Lodi Gardens: Oasis of Green, History, Modernity
In the heart of India’s national capital of New Delhi, Lodi Garden is filled with trees and shrubs, and also period architecture of Medieval Indian subcontinent. The park borders with the important roads of New Delhi – Lodi Road, Max Muller Marg, Rajesh Pilot Marg and Amrita Shergil Marg.
The garden has emerged as the leading spot for walkers and joggers, students of photography and history, and also for those who want to spend their time in a green space coupled with privacy.
It is also the place for various groups of people to gather at the garden for weekly or monthly get together for an activity or an assessment of their affairs. One of the group is the laughing club. On Sunday mornings one can find a group of people, laughing, laughing loudly!
The garden has well-maintained walkways. Here one can find medieval gateways and mosques, tombs and small bridges: Tomb of Muhammad Shah, Bada Gumbad Complex, Sheesh Gumbad, Tomb of Sikander Ali, a freely-standing Turret, Athpula (eight piers) bridge among others.

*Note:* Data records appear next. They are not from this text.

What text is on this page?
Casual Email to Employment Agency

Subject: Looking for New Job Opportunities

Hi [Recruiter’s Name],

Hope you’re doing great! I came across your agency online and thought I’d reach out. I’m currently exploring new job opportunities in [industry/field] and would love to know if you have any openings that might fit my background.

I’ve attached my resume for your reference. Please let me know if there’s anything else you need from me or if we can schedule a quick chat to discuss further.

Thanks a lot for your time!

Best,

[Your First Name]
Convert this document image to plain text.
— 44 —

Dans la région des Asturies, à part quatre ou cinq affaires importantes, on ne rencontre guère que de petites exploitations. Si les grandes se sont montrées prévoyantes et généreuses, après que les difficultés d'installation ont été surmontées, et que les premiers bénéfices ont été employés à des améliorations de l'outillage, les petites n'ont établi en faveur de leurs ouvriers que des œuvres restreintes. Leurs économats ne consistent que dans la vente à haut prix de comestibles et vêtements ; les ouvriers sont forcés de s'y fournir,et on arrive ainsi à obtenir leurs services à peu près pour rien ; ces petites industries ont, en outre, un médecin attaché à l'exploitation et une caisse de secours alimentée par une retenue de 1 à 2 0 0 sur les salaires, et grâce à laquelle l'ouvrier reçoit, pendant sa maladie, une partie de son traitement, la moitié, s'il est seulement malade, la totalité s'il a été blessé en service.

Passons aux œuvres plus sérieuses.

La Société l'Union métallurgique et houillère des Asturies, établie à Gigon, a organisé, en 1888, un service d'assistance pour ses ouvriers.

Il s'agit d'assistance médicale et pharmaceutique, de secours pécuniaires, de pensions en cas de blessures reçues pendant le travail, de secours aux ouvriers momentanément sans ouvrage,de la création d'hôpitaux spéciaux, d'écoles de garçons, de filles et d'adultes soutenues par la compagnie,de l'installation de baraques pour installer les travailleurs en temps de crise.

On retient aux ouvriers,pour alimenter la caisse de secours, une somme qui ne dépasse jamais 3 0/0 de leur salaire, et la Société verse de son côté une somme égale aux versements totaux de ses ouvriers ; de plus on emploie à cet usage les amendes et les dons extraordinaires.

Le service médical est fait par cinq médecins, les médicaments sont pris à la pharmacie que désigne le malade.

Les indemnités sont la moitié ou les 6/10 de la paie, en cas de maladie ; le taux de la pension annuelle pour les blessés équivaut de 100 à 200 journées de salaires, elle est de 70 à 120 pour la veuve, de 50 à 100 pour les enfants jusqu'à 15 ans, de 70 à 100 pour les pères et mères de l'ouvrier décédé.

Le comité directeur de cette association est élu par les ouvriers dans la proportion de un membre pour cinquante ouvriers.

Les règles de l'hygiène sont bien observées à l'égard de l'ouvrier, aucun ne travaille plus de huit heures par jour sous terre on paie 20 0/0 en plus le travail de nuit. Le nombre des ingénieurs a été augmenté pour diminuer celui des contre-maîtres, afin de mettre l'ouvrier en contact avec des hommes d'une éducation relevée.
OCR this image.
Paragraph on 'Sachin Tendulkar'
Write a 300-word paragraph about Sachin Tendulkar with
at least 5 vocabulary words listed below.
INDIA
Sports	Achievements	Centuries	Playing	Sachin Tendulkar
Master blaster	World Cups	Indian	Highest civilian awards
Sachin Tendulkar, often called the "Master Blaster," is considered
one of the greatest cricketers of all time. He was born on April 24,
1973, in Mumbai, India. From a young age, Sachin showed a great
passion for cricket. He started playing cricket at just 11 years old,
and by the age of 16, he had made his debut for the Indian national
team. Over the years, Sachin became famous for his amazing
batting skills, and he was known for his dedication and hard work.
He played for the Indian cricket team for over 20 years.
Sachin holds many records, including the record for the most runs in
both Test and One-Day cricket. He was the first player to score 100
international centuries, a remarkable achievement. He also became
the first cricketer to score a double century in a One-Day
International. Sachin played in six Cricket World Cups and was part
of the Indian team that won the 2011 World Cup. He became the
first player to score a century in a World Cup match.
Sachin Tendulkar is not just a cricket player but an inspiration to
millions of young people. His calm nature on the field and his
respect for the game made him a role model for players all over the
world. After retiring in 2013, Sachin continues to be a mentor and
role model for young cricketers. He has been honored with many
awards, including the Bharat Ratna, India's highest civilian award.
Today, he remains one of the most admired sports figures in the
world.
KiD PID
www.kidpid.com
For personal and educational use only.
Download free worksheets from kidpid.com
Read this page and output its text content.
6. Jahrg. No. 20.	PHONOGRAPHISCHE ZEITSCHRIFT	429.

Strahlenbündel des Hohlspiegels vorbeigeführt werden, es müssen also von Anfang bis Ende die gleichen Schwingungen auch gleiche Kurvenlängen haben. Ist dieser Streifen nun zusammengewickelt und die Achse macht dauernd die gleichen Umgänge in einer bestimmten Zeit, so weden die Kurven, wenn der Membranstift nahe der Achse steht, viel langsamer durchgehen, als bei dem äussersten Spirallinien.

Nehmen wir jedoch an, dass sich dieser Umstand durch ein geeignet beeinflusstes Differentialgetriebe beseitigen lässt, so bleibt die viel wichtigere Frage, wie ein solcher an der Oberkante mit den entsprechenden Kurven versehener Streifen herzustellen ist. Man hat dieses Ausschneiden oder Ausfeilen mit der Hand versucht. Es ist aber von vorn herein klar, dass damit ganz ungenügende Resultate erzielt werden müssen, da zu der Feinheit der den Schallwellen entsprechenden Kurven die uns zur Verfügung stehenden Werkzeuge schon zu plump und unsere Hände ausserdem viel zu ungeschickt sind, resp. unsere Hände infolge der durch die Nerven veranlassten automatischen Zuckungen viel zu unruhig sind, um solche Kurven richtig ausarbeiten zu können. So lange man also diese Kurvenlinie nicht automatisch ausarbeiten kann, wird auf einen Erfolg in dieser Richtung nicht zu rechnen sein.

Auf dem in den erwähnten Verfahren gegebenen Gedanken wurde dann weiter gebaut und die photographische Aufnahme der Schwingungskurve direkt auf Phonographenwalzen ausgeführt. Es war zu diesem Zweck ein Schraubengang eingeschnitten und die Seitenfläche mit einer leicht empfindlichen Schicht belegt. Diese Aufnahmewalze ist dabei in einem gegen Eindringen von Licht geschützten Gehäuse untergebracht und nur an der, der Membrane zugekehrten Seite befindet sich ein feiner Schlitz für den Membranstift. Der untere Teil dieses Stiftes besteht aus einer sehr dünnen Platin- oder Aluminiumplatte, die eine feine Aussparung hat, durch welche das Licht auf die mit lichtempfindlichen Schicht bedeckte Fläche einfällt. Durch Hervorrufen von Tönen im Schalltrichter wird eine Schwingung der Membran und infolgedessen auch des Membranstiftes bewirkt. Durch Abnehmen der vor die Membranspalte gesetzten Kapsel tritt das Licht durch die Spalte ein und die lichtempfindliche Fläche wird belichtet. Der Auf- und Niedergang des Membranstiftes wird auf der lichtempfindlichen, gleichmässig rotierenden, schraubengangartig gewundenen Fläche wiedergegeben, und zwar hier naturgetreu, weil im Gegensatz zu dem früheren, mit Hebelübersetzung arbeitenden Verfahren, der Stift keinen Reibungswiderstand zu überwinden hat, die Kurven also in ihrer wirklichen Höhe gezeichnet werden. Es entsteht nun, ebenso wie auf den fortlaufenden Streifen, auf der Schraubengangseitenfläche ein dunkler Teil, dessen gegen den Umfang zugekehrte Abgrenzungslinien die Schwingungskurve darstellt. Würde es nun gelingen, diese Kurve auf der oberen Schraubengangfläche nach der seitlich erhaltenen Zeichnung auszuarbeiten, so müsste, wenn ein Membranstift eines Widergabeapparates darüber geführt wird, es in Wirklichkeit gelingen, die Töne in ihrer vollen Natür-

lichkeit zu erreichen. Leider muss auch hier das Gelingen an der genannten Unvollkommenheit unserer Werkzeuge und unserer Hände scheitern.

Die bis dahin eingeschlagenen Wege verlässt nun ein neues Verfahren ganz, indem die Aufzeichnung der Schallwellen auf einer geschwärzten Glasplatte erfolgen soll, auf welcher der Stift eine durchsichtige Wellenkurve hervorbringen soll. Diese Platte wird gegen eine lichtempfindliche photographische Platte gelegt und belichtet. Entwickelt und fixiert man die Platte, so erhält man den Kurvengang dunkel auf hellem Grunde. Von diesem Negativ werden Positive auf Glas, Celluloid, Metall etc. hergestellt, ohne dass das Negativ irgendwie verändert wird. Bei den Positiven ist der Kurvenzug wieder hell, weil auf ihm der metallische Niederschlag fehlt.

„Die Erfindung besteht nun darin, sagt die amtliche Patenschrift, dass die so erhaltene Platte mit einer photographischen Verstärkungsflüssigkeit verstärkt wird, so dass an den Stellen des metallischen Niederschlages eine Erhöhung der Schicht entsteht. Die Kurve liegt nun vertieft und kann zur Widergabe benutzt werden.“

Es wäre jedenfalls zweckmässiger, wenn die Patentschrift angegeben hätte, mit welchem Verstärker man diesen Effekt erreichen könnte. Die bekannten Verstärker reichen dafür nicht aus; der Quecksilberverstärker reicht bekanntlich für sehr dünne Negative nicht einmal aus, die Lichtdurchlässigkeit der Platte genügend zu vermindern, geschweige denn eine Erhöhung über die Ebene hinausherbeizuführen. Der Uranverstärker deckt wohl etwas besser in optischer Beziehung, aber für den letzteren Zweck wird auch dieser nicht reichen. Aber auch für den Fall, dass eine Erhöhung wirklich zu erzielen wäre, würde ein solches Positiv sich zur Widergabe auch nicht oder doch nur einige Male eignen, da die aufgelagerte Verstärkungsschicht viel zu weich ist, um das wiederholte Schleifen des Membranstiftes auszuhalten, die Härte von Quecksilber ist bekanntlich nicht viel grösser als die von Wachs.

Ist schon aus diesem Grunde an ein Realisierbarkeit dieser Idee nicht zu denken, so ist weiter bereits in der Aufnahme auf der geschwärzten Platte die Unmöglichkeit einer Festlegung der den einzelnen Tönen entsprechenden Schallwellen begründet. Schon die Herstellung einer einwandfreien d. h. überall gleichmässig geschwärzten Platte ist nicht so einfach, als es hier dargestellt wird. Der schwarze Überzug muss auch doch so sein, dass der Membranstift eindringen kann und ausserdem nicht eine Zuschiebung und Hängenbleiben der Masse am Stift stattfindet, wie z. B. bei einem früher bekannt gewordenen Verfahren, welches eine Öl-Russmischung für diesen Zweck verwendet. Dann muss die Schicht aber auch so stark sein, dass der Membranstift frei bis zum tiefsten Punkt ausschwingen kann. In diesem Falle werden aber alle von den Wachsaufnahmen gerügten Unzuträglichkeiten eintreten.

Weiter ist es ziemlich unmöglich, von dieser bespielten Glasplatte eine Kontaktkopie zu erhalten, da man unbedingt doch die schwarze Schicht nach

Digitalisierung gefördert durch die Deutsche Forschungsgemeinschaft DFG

One can also find a vendor selling a hot beverage of coffee or tea, or a snack. In the garden, there are toilets and free to use. Lodi Garden, also spelled as Lodhi Gardens, is spread over 90 acres with tombs of Mohammed Shah, and Sikandar Lodi, Shisha Gumbad and Bara Gumbad in the midst of trees and shrubs and grass. The garden is protected by the Archaeological Survey of India.
LADY WILLINGDON PARK:
During the British colonial rule in the Indian subcontinent, the present Lodi Gardens was known as the Lady Willingdon Park, and it was inaugurated on 9 April 1936. Lady Willingdon was the wife of then Governor General of India – Marquess of Willondon. But after India attained independence in 1947, the name was reverted back to Lodi Gardens. In 1968, the garden was landscaped by J A Stein (1912-2001) the designer of the India International Centre (IIC) along with Garrett Eckbo (1910-2000).
The monuments in Lodi Gardens are protected monuments of the Archaeological Survey of India.
The trees are flourishing ranging from Prosopis Julifora to Cassia Fistula, and the old trees are taken care of until they get a natural death.
The graffiti on the walls of medieval structures are also scribbled among others: I LOVE YOU.